Для визуального подкрепления. Если тебе не удастся увидеть место мысленным взором, ты не сможешь туда переместиться.

Рен давно знала, что для максимальной безопасности пространственного прыжка нужно иметь при себе физическую частичку того места, куда ты стремишься попасть. На первом курсе она, не вполне доверяя своим силам, собирала травинки с зеленого газона, разбитого перед центральным зданием академии. Лучше перестраховаться, чем сгинуть неведомо где во время перехода и тем самым стать печальным напоминанием о том, что сеть станций воскового пути – это транспортная система повышенной опасности. Но прошло немного времени, и она, приобретя практический опыт в телепортации, перестала бояться ее возможных негативных последствий. Рен уже больше ста раз пользовалась этой станцией.

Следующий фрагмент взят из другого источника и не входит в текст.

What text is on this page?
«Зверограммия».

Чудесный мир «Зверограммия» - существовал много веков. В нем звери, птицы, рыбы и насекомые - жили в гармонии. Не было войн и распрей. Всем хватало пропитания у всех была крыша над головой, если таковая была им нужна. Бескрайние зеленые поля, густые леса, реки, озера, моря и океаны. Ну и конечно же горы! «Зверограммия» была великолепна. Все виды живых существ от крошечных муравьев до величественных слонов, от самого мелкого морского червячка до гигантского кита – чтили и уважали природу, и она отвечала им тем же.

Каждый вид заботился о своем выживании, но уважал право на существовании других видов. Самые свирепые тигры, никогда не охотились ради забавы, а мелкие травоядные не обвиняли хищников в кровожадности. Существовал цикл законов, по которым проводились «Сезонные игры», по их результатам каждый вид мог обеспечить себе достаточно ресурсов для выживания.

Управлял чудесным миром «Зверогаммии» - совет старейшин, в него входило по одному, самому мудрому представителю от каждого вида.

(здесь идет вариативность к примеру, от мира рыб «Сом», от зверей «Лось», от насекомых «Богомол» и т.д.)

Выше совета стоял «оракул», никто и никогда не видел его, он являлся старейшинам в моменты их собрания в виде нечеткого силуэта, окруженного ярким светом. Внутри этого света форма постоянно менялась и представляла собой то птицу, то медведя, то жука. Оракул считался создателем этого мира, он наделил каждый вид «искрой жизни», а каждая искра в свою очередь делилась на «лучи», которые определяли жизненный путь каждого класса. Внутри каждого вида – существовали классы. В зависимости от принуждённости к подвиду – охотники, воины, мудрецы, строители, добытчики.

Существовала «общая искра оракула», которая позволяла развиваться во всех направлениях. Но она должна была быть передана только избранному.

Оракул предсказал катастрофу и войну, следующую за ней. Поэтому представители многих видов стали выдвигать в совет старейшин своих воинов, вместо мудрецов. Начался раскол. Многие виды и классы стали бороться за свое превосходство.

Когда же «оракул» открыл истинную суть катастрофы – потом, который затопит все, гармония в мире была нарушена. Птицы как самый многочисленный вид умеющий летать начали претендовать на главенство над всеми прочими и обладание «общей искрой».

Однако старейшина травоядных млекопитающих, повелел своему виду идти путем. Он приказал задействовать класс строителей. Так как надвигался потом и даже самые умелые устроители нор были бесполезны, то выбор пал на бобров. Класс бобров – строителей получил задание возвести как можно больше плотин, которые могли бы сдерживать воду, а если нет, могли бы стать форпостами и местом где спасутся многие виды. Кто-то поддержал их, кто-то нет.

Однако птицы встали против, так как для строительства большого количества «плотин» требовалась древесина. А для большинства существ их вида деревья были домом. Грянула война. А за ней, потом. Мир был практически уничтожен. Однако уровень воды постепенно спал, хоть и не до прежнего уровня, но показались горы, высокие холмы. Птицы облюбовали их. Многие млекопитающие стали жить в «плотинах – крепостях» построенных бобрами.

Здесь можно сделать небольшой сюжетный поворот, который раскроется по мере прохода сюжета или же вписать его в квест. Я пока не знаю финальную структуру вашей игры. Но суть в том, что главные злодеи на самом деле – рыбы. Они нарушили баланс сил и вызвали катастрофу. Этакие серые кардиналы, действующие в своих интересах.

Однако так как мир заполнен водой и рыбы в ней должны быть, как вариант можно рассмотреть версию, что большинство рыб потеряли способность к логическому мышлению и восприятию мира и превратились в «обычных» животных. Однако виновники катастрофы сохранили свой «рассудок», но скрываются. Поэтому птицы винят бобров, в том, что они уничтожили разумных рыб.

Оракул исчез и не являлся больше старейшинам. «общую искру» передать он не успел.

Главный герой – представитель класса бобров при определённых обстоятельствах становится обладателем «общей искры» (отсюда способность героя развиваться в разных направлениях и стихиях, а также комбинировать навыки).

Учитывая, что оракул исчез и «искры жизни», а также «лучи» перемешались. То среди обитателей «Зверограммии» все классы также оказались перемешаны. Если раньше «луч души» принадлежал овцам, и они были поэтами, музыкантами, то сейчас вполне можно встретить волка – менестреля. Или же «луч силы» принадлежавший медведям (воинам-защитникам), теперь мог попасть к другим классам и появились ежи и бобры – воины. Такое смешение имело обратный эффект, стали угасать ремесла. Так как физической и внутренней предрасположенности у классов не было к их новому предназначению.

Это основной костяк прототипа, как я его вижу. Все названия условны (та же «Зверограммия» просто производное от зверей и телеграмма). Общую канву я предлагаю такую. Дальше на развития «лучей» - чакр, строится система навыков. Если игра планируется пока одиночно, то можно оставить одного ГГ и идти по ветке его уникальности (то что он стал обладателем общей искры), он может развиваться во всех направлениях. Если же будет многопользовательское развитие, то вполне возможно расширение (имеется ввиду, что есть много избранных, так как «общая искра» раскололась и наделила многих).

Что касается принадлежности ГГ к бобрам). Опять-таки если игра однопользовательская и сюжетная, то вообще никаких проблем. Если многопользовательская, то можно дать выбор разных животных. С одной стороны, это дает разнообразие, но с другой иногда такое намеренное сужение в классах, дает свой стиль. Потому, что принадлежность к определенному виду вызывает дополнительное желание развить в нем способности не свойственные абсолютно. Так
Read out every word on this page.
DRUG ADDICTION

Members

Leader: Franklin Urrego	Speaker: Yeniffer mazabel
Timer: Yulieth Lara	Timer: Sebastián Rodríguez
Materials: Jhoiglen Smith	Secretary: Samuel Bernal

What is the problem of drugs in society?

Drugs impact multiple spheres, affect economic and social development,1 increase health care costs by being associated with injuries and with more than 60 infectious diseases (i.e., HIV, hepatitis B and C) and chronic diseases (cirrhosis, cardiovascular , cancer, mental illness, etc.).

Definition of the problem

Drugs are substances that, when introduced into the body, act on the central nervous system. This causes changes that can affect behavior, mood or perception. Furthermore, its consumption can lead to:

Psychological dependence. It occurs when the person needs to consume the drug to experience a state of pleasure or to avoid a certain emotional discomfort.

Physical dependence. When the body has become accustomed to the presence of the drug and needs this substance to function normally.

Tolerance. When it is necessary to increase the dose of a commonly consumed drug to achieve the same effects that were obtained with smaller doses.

Под каждой картиной располагался ряд восковых свечей. Все они были уже зажжены – некоторые давно, некоторые совсем недавно. Расстояние, на которое мог переместиться человек, определялось толщиной свечи. Для дальних прыжков свеча должна была гореть два-три часа. Для перемещения на Небеса нужно было всего несколько минут пляски пламени и сосредоточенной медитации.

Служительница станции, в чьи обязанности входила замена сгоревших свечей, в другом конце зала оказывала помощь благообразному старику – а ее объемистый холщовый мешок с запасными свечами лежал на полу у ног Рен. Она оглянулась по сторонам – больше в зале никого не было, – присела словно бы завязать шнурок и спрятала одну из свечей в своей собственной ученической сумке. Некоторые вещи ее стипендией не покрывались, так что приходилось прибегать к ухищрениям.

Рен вступила в альков. На длинном возвышении со свечами лежала обгоревшая спичка. Она поднесла ее к почти догоревшей свече, воспроизводя движение служительницы, которая зажгла ее какое-то время назад. Предпочтительнее было бы зажечь свечу самой, но Рен – как и большинство жителей Катора – знала, что и повтора действия вполне достаточно для активации магической связи.

Затем она посмотрела на картину. Для перехода требовалась визуализация. Она обвела внимательным взглядом сверкающие на солнце водяные струи, идеальный круг каменной кладки фонтана, растущие справа и слева от него зеленые деревья.

Рен больше всего нравилась финальная часть этого магического ритуала. Закрепив в мозгу изображение фонтана, она потянулась к выбранной свече. Некоторые предпочитали, чтобы свеча догорела сама – это был самый надежный способ активации заклятия. Другие, подготовившись к магическому переходу, просто задували свечу. Но Рен гасила ее так же, как это делал ее отец.

Указательным и большим пальцем она прищемила фитиль. Ее пронзила мгновенная боль от ожога, и пламя исчезло. Свеча пустила тонкий вьющийся дымок, но он не успел добраться до ноздрей Рен – ее забрало дотянувшееся до этого мира ничто. Она так и не смогла привыкнуть к внезапному ощущению отсутствия. Во время пространственного прыжка она всегда чувствовала себя такой маленькой – она как будто стояла перед зевом огромной бездонной пещеры.